The Ulster Unionist chief has prepared his own get-tough strategy that he hopes a majority of delegates within the party's 860-strong council delegates will back. Both Sinn Fein and the coalition's major Catholic-supported party, the moderate SDLP, fear that Trimble's plan could upset the peace process too.

Should Trimble lose, his five-year tenure as Ulster Unionist chief would be in jeopardy, with his likely replacements all less willing to pursue the 1998 peace pact. Key to his survival is his party's deputy leader, John Taylor, who in previous key votes has given Trimble only half-hearted or last-minute support.

And once again Taylor declined to say how he was going to vote as he entered the Waterfront Hall, Belfast's glass-fronted conference center on the River Lagan, a symbol of the massive redevelopment under way in downtown Belfast since the IRA stopped planting car bombs here in 1994 as part of its cease-fire.

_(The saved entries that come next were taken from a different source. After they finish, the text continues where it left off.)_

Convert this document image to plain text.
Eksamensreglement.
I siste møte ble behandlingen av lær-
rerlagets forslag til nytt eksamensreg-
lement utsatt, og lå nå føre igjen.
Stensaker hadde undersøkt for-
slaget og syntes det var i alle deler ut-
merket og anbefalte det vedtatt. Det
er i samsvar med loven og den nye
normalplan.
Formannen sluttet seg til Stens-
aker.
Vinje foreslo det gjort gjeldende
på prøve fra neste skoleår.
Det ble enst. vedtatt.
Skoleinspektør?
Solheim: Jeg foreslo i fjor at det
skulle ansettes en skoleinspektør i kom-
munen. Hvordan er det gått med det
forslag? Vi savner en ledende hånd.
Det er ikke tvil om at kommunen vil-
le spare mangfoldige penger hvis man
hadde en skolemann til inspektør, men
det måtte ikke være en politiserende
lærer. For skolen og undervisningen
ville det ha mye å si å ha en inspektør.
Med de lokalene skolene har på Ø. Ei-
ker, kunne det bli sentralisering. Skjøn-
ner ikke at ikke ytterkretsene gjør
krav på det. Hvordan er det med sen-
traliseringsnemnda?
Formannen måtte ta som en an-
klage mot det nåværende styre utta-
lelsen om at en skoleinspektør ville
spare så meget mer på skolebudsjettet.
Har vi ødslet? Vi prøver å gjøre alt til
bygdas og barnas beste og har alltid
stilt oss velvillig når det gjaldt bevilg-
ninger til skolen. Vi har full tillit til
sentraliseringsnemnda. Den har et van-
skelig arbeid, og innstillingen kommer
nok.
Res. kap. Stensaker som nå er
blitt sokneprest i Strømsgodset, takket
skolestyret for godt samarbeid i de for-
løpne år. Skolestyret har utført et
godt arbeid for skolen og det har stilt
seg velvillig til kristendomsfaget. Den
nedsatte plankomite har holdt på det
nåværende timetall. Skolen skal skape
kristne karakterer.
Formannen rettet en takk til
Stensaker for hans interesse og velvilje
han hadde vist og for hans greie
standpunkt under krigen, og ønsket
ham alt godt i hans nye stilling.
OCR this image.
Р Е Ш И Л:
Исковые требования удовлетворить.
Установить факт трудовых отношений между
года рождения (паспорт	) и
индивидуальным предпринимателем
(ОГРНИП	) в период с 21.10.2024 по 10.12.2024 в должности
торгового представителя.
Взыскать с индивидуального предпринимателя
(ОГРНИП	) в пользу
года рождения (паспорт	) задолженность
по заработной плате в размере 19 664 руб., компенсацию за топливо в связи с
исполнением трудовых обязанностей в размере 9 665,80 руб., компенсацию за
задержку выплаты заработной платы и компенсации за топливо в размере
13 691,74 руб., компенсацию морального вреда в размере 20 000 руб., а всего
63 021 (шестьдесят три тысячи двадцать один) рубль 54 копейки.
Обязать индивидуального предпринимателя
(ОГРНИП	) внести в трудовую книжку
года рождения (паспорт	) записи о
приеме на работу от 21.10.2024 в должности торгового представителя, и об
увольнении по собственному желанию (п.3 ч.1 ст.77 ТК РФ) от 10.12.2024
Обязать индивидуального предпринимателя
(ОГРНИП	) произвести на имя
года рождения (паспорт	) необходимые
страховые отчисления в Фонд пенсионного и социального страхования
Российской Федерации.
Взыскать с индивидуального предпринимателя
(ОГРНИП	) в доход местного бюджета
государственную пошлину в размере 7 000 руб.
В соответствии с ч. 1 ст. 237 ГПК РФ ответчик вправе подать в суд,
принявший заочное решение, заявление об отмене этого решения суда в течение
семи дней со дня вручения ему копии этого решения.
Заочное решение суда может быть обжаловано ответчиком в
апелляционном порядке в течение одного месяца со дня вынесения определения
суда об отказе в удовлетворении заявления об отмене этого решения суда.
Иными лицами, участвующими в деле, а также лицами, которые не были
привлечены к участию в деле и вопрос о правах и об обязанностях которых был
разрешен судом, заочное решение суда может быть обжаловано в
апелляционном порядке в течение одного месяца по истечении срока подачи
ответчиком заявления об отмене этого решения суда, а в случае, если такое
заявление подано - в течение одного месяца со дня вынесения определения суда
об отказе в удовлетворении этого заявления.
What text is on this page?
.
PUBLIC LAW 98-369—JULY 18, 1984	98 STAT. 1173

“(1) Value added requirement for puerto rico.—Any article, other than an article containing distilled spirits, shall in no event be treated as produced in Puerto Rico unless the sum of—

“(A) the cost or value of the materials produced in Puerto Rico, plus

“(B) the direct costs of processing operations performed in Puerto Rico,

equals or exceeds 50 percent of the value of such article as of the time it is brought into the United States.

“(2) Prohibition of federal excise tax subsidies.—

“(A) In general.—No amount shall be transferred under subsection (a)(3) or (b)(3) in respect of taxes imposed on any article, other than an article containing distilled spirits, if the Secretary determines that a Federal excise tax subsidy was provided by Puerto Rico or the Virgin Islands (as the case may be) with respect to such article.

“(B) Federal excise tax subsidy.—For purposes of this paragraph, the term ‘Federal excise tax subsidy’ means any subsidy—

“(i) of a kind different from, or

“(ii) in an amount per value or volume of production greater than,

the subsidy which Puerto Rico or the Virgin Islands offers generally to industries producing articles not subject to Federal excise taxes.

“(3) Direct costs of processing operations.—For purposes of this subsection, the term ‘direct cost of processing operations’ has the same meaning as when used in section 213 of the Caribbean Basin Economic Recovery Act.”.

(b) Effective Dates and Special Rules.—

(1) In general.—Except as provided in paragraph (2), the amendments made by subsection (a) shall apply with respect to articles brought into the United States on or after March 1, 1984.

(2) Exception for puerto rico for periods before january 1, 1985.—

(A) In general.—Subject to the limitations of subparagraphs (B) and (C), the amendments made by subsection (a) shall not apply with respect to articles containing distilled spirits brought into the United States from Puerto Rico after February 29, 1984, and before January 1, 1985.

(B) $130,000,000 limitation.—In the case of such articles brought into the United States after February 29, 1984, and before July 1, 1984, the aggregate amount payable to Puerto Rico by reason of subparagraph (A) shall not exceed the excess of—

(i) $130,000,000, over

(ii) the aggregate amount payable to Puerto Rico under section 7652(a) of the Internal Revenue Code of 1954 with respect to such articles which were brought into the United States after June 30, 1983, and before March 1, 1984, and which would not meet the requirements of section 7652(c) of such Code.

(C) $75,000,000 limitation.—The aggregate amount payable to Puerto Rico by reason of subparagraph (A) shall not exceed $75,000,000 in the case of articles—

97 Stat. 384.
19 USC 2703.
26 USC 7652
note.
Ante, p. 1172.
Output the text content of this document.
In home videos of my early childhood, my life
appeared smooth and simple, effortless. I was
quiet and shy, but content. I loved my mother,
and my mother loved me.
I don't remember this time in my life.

When the Ulster Unionist delegates last voted in May, after the IRA issued its disarmament pledge, Trimble received just 53 per cent backing for a return to power-sharing arrangements with Sinn Fein.

Trimble had initially persuaded his party in November 1999 to form the coalition - the intended cornerstone of the peace accord - after receiving assurances from Sinn Fein that gradual IRA disarmament would be likely to follow. His margin of victory then was 57 per cent.

But IRA disarmament didn't happen. The following February, Britain stepped in to save Trimble's party leadership by suspending the administration's powers and reimposing direct rule from London.

The power-sharing government has 12 Cabinet posts with Trimble in the senior position. The Ulster Unionists have three others, the Catholic SDLP four, while Sinn Fein and the hardline Democratic Unionists have two each.